Pescara was the location of one of the most important marshalling yards in central Italy, of considerable importance for the transit of supplies to the Axis troops in southern Italy and later to the German forces fighting on the Winter Line. This led to the city being repeatedly bombed by the USAAF, suffering nine major raids between August 1943 and May 1944.

The first raid took place on 31 August 1943, by 45 Consolidated B-24 Liberators of the 376th US Bombardment Group. The target of this attack was the marshalling yard, but this was not hit; the raid was grossly inaccurate and most of the bombs fell all over the town, causing widespread damage and destruction, especially in the city centre. This was the deadliest air raid suffered by Pescara; civilian casualties in this attack have been estimated as 1,600 to 1,900.

The second major raid was carried out on 14 September 1943, six days after the Armistice of Cassibile, by 37 bombers of the 98th and 376th US Bombardment Group, again targeting the marshalling yard. This time 341 bombs were dropped, and the attack was fairly accurate, with most of them hitting the target; however, the railway station was crowded with passengers of several trains at the time of the raid, resulting in hundreds of civilian deaths (estimates range from 600 to 2,000). Bombs also fell on the northern districts around the marshalling yard.

After these two raids, about 80 % of the population of Pescara left the town, many of them fleeing to nearby Chieti, which had been declared an open city, and to Pianella. More air raids took place on 17, 18 and 20 September, 4 October, 7 and 8 December 1943 and 12 May 1944, but these caused few casualties, as the town had become almost deserted.

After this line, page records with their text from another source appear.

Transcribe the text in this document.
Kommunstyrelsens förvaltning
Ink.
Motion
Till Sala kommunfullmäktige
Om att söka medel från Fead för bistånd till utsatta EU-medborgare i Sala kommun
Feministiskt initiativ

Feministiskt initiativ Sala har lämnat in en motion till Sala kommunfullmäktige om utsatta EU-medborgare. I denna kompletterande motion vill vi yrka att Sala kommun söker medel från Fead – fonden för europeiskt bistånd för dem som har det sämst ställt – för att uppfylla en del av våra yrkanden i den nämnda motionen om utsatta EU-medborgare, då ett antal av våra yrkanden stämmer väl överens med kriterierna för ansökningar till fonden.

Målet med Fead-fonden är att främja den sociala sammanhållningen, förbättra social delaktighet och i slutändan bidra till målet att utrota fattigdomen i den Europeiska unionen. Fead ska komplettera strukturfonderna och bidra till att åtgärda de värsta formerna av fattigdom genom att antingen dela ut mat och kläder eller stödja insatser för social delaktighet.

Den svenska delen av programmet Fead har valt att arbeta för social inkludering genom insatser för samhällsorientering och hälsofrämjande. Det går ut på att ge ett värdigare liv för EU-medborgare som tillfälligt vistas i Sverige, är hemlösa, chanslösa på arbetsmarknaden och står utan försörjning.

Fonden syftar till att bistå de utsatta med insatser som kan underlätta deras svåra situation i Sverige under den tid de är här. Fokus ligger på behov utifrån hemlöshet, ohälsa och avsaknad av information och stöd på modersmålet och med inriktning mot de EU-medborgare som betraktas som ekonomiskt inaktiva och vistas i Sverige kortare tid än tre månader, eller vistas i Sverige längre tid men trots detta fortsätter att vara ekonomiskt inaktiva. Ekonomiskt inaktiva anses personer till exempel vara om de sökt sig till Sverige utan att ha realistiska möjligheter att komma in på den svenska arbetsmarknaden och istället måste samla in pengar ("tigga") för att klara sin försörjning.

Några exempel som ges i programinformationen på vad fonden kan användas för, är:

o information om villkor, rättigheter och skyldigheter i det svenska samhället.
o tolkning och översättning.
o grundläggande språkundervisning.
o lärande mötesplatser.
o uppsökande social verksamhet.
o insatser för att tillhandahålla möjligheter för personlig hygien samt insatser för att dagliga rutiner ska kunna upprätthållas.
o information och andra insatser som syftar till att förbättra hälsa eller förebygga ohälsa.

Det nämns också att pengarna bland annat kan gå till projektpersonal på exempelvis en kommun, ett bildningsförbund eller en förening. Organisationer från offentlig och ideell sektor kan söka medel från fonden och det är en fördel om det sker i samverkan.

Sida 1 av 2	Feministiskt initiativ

By the time the Allies entered Pescara, on 10 June 1944, 78 % of all buildings had been destroyed or damaged (1,265 buildings had been destroyed, 1,335 had been badly damaged, and 2,150 had been lightly damaged); of a population of 54,000 people, between 2,000 and 6,000 had been killed, and 12,000 were left homeless. The part of the town located north of the Pescara river was completely destroyed.